Chapter 36
Author: Joseph Louis
last update2025-12-29 21:57:15

"Don't do that. Don't take their judgment and make it your truth. You're not weak, Jabber. I saw your flame today…it was incredible. Beautiful and powerful and yes, wild, but that doesn't make it less valuable. It just makes it yours.”

“And you controlled it when it mattered most. When it could have hurt us, you redirected it. That takes strength. That takes skill, even if it's instinctive skill.”

He shifted on his bunk, leaning slightly over the edge so his words would carry better down to where Jabber lay.

 "And you know what else takes strength? Surviving two years in this place without giving up completely. Continuing to get up every morning even though everyone treats you like you're nothing. Staying kind and decent even when the world has been cruel to you. That's not a weakness, Jabber. That's the opposite of weakness."

For a long moment, Jabber didn't respond. Then, very quietly:

 "Thanks, Asta. I... thanks."

"I mean it."

"I know. That's what makes it mean something."

They fell silent again, but something had shifted. The air felt lighter somehow, like a pressure valve had been released. Jabber had shared something real, something painful, and Asta had received it without judgment, without mockery, without dismissal.

This, Asta thought, was what guild mates did. What real friends did. They carried each other's burdens, witnessed each other's pain, and refused to let each other face the darkness alone.

"So what about the rest?" 

Asta asked after a while, his tone deliberately lighter, trying to move past the heavy moment. 

"You told me about your family and Cassian. What about here? These past four months. What's that been like for you?"

Jabber seemed grateful for the change in subject. 

"Lonely, mostly. I kept to myself,you probably noticed. Didn't want to get close to anyone, didn't want to risk more rejection. I just did my work, kept my head down and tried to be invisible. Thought that was safer."

"I noticed."

 Asta confirmed. 

"You were so quiet I sometimes forgot you were in the room. No offense."

"None taken. That was kind of the point." 

A pause.

 "But then today happened. You stepped between me and that official. No one's ever... no one's ever done something like that for me before. Put themselves at risk just to protect me. I didn't know how to process it. Still don't, really."

"You're my roommate." 

Asta said simply. 

"My guild mate now. Of course I was going to step in. What kind of person would I be if I just stood there and let him hurt you?"

"Most people would have."

 Jabber said quietly.

 "Most people have."

"Well, I'm not like most people.

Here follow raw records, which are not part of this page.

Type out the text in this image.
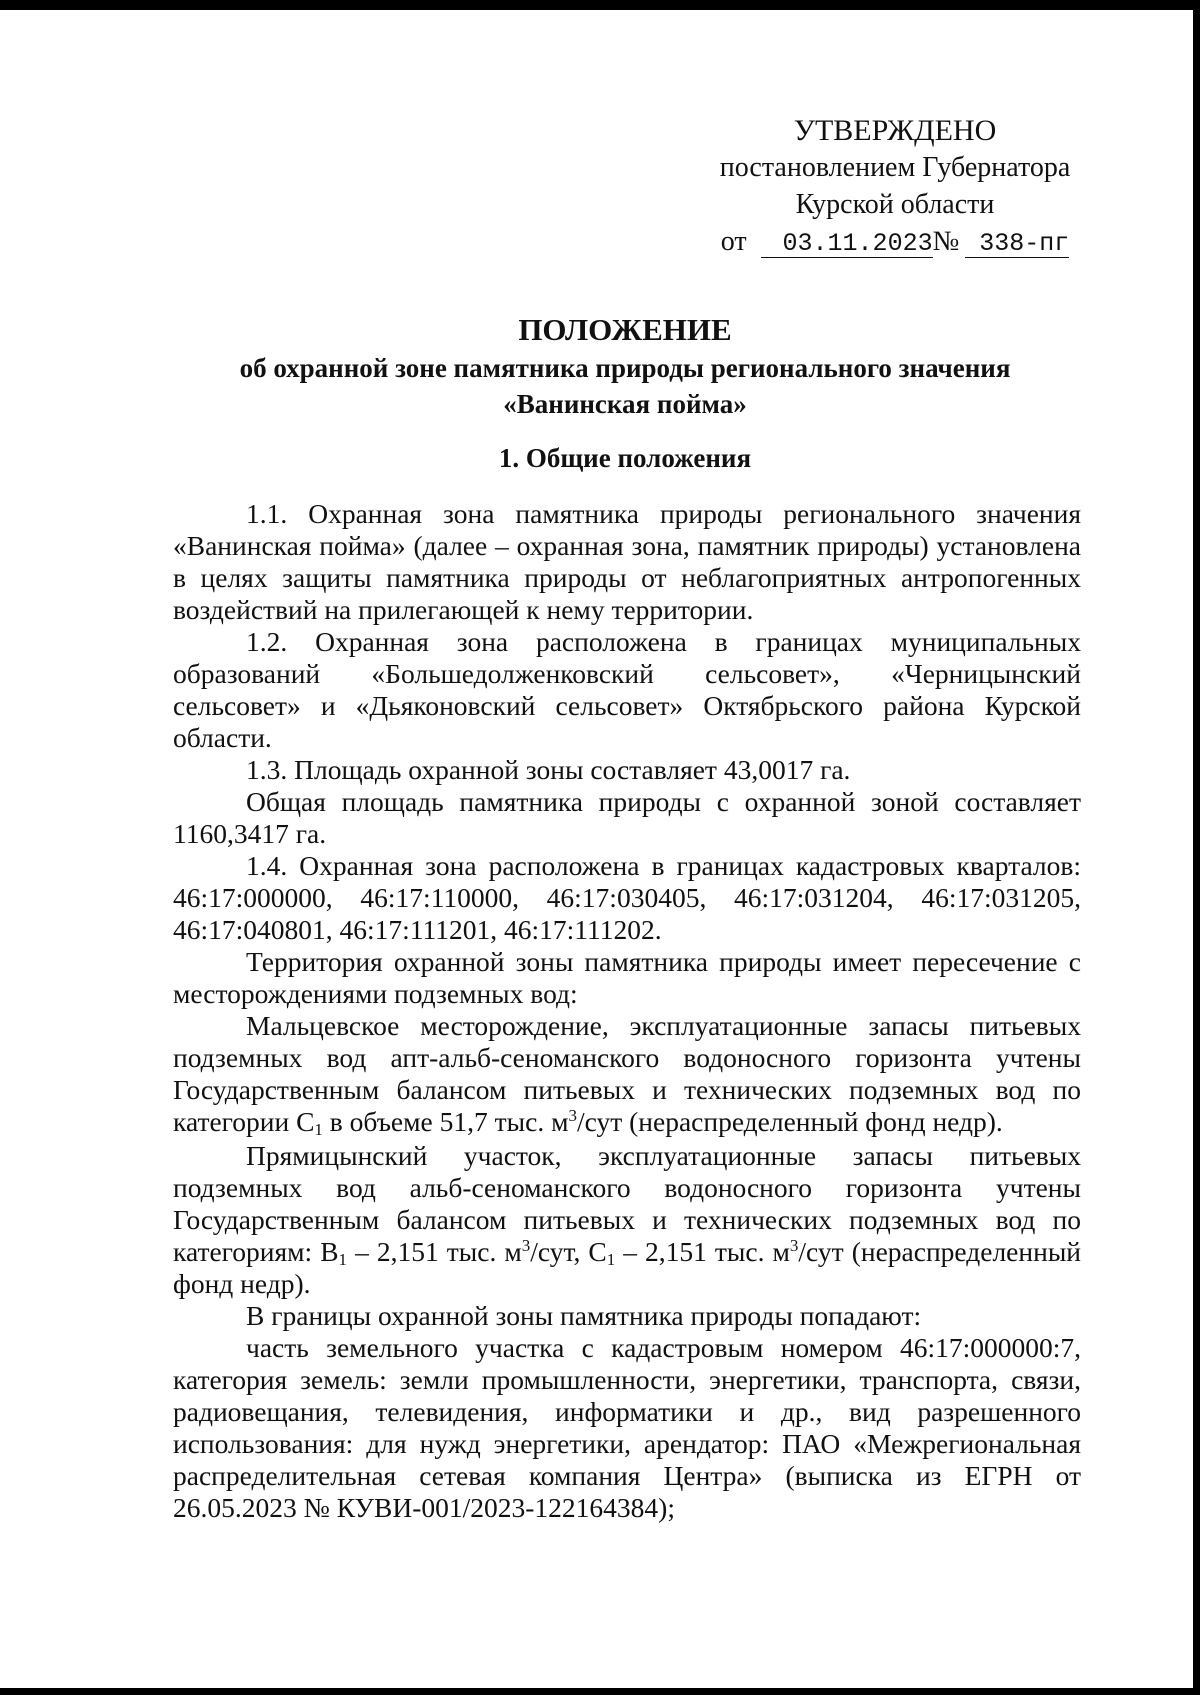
УТВЕРЖДЕНО
постановлением Губернатора
Курской области
от	03.11.2023 № 338-пг
ПОЛОЖЕНИЕ
об охранной зоне памятника природы регионального значения
«Ванинская пойма»
1. Общие положения

1.1. Охранная зона памятника природы регионального значения «Ванинская пойма» (далее – охранная зона, памятник природы) установлена в целях защиты памятника природы от неблагоприятных антропогенных воздействий на прилегающей к нему территории.

1.2. Охранная зона расположена в границах муниципальных образований «Большедолженковский сельсовет», «Черницынский сельсовет» и «Дьяконовский сельсовет» Октябрьского района Курской области.

1.3. Площадь охранной зоны составляет 43,0017 га.

Общая площадь памятника природы с охранной зоной составляет 1160,3417 га.

1.4. Охранная зона расположена в границах кадастровых кварталов: 46:17:000000, 46:17:110000, 46:17:030405, 46:17:031204, 46:17:031205, 46:17:040801, 46:17:111201, 46:17:111202.

Территория охранной зоны памятника природы имеет пересечение с месторождениями подземных вод:

Мальцевское месторождение, эксплуатационные запасы питьевых подземных вод апт-альб-сеноманского водоносного горизонта учтены Государственным балансом питьевых и технических подземных вод по категории $С_1$ в объеме 51,7 тыс. $м^3$/сут (нераспределенный фонд недр).

Прямицынский участок, эксплуатационные запасы питьевых подземных вод альб-сеноманского водоносного горизонта учтены Государственным балансом питьевых и технических подземных вод по категориям: $B_1 - 2,151$ тыс. $м^3$/сут, $С_1 - 2,151$ тыс. $м^3$/сут (нераспределенный фонд недр).

В границы охранной зоны памятника природы попадают:

часть земельного участка с кадастровым номером 46:17:000000:7, категория земель: земли промышленности, энергетики, транспорта, связи, радиовещания, телевидения, информатики и др., вид разрешенного использования: для нужд энергетики, арендатор: ПАО «Межрегиональная распределительная сетевая компания Центра» (выписка из ЕГРН от 26.05.2023 № КУВИ-001/2023-122164384);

And neither are you. We're Ember Watch now. We look out for each other. That's the deal."

"Yeah." 

Jabber's voice was soft, almost wondering.

 "Yeah, I guess it is.”

Another comfortable silence settled over them. Asta found himself smiling again, feeling something warm in his chest that had nothing to do with flame and everything to do with connection. With friendship.

Then Jabber's voice drifted up from the lower bunk: 

"Your turn."

"Hmm?"

"Tell me about yourself. It's only fair. I shared, now you share."

Asta felt his smile falter slightly. His own story... Where did he even begin? How much should he share? How much could he share without revealing things he wasn't ready to talk about,like the shadow that had defended him in that alley, like the strange power he didn't understand?

"I, uh..." 

Asta started, then stopped. His eyes found the ceiling again, tracing those familiar cracks while he tried to figure out how to put his life into words.

He took a slow breath, still staring at the ceiling, and began to speak.

"I'm Asta Xavier." 

He said, his voice quiet but steady.

 "Son of Lord Ignatius Xavier and Lady Mira Xavier. Which probably sounds impressive until you realize I'm the family embarrassment. The heir who inherited nothing except a name I can barely claim."

He paused, gathering his thoughts, then continued. 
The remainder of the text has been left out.